On the human side, it’s dubious that blowing puffs of air into someone’s eye is enough to cause an emotional response, Pessoa says. “It’s a very potent stimulus,” but it’s far removed from the complex emotional experiences that color people’s lives.
The investigators “know it was an emotional response—as much as anyone can know it’s an emotional response—because that’s how it was described by the humans experiencing it,” Deisseroth says. “These descriptions are how we work with emotion in the field of psychiatry.”
Additional experiments would bolster the argument that eye puffs can produce an emotion, Adolphs says. These include testing if other negative stimuli—such as an unpleasant image, sound or odor—elicit the same patterns in brain activity, and if conditioning can generate the same brain state without using the eye puffs.

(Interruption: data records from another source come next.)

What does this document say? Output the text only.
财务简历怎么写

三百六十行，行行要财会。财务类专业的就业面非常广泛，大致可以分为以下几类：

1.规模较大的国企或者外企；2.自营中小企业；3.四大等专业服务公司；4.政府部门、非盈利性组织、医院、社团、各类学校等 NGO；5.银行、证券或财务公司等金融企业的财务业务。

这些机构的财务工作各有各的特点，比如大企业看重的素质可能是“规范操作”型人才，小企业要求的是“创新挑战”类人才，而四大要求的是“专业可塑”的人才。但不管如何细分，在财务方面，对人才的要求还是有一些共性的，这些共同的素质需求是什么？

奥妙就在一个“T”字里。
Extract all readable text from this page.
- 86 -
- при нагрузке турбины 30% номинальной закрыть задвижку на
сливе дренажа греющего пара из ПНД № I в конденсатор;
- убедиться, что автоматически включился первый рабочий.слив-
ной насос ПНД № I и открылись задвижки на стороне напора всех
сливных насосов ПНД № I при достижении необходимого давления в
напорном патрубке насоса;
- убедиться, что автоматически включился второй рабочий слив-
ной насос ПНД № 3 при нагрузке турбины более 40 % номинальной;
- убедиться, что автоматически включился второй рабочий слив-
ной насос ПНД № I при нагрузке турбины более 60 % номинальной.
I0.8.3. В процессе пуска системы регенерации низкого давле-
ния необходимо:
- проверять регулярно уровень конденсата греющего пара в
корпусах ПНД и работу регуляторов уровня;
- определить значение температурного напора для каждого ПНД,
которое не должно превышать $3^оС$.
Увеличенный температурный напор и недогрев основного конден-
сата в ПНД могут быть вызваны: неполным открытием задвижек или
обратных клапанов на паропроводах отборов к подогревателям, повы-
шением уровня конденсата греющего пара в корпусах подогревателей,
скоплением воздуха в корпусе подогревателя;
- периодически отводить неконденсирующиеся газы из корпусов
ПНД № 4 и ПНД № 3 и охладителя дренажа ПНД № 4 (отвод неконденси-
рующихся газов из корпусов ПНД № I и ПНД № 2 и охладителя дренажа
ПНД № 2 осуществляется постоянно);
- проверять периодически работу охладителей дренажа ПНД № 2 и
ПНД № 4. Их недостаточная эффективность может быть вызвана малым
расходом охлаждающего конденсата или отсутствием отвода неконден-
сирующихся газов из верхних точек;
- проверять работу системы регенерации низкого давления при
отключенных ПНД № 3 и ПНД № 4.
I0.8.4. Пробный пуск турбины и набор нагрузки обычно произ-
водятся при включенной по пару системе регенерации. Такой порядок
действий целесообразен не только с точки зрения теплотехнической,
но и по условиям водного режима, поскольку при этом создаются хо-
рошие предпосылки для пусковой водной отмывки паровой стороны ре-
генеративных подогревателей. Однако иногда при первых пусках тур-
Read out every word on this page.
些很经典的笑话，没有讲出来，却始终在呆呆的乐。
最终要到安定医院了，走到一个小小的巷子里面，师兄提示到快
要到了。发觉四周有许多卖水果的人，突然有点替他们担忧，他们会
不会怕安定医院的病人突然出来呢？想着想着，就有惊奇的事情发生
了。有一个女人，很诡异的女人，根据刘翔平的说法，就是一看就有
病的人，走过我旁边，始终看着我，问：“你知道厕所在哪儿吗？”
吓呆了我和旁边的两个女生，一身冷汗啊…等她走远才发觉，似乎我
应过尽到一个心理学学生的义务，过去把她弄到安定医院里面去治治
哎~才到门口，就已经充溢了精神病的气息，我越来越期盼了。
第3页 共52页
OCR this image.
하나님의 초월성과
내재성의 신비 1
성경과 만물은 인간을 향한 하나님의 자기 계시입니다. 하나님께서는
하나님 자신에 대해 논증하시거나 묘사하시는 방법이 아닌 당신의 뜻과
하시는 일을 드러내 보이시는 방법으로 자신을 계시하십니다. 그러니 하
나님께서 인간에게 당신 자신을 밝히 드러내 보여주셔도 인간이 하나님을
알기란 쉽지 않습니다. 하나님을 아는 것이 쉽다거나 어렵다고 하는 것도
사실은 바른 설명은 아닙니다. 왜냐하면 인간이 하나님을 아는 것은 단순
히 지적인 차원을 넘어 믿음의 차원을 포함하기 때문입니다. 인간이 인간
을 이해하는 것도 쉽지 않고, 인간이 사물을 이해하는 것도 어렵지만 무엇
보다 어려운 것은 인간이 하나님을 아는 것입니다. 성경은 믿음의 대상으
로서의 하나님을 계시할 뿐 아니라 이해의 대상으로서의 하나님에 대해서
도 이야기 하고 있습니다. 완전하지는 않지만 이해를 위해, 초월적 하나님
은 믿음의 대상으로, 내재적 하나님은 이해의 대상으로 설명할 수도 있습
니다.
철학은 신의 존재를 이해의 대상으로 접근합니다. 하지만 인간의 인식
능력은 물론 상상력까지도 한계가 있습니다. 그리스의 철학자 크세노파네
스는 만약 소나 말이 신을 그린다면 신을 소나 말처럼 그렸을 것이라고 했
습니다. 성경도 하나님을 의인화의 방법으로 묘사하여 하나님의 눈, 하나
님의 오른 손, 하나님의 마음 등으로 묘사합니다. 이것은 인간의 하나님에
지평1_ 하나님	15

Malezieux says she is convinced that the team captured an emotional state. “This dissociation, to me, shows that these are two separate states,” she explains, and “the second, longer-lasting state is the emotional component.” But she agrees that conditioning experiments would strengthen the findings, although there likely would be insufficient time to complete these experiments with the participants while they are in the hospital for seizure monitoring. Measurements of physiologic signals that change during an emotion, such as heart rate and respiration, would also be a helpful addition, she says, and it would be interesting to see if positive emotions have similar brain dynamics.
Ultimately, the debates surrounding the paper, and the questions the work raises, add to its value, Adolphs says. “If you’re uncomfortable saying that this really amounts to an emotion—as I am—it then forces you to say, ‘Okay, tell me what would be needed. What else do you want?’ And I think that’s really the most useful exercise for the whole field to come up with.”